My daughter looks happy as she shows her teacher how she represents 4217 with cubes as 1000's,
squares as 100's, lines as 10's, and dots as 1's (photo taken by her teacher)
The elementary years are indeed crucial for a girl's attitude towards mathematics. A paper published in the Proceedings of the National Academy of Sciences of the Unites States of America (PNAS-USA) highlights how math-anxious first- and second-grade female teachers affect a female student's math achievement and self-concept. In this paper, the authors write:
By the school year’s end, female teachers’ math anxiety negatively relates to girls’ math achievement, and this relation is mediated by girls’ gender ability beliefs. We speculate that having a highly math-anxious female teacher pushes girls to confirm the stereotype that they are not as good as boys at math, which, in turn, affects girls’ math achievement. If so, it follows that girls who confirm traditional gender ability beliefs at the end of the school year (i.e., draw boys as good at math and girls as good at reading) should have lower math achievement than girls who do not and than boys more generally. This is exactly what we found.
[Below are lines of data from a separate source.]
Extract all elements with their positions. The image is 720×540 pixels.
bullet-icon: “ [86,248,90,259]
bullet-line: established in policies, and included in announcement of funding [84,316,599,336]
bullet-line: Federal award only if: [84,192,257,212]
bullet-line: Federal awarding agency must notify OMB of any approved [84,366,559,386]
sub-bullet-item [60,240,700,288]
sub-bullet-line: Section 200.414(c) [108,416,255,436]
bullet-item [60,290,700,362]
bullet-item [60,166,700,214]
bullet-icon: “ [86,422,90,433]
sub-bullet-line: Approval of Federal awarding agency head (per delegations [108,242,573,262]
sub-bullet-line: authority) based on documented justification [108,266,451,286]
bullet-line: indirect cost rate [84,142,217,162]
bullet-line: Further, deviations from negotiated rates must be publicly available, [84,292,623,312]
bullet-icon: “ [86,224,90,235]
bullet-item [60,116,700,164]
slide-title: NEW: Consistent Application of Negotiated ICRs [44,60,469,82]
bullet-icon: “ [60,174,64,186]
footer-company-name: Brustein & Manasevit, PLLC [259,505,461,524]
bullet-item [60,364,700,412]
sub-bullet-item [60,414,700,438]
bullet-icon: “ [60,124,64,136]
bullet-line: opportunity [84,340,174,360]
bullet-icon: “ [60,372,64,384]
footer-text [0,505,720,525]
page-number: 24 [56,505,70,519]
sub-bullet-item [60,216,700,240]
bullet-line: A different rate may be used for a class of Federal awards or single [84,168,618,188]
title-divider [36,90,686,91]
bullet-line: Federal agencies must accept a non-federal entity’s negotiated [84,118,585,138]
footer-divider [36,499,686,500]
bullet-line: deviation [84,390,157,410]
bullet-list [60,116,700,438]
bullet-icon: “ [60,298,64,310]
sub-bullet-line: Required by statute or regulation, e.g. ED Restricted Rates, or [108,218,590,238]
Unfortunately, such beliefs apparently become solid and the gender gap in math then continues in the later years of basic education such that reforms in high school hardly affect math self-concept. In a study scheduled to be published in the Journal of Educational Psychology, this problem is illustrated in the case of thousands of students in the state of Baden-Wuerttemberg in Germany. Starting in 2002, all students in this state are required to take advanced math courses. Prior to this reform, males outnumber females in the enrollment in these advanced math courses. Requiring everyone to take advanced math courses therefore addresses the gender imbalance. What the researchers find regarding the effects of this reform are summarized below:

Above copied from
Hübner, N., Wille, E., Cambria, J., Oschatz, K., Nagengast, B., & Trautwein, U. (2017, March 27). Maximizing Gender Equality by Minimizing Course Choice Options? Effects of Obligatory Coursework in Math on Gender Differences in STEM. Journal of Educational Psychology. Advance online publication. http://dx.doi.org/10.1037/edu0000183

There is clearly an improvement in math performance for female students after requiring everyone to take advanced level math courses. However, there is not much change in self-concept as well as interests. The above helps emphasize that addressing gender differences in math needs to be addressed early. As the authors of the PNAS study note:
Interestingly, math anxiety can be reduced through math training and education. This suggests that the minimal mathematics requirements for obtaining an elementary education degree at most US universities need to be rethought. If the next generation of teachers—especially elementary school teachers—is going to teach their students effectively, more care needs to be taken to develop both strong math skills and positive math attitudes in these educators.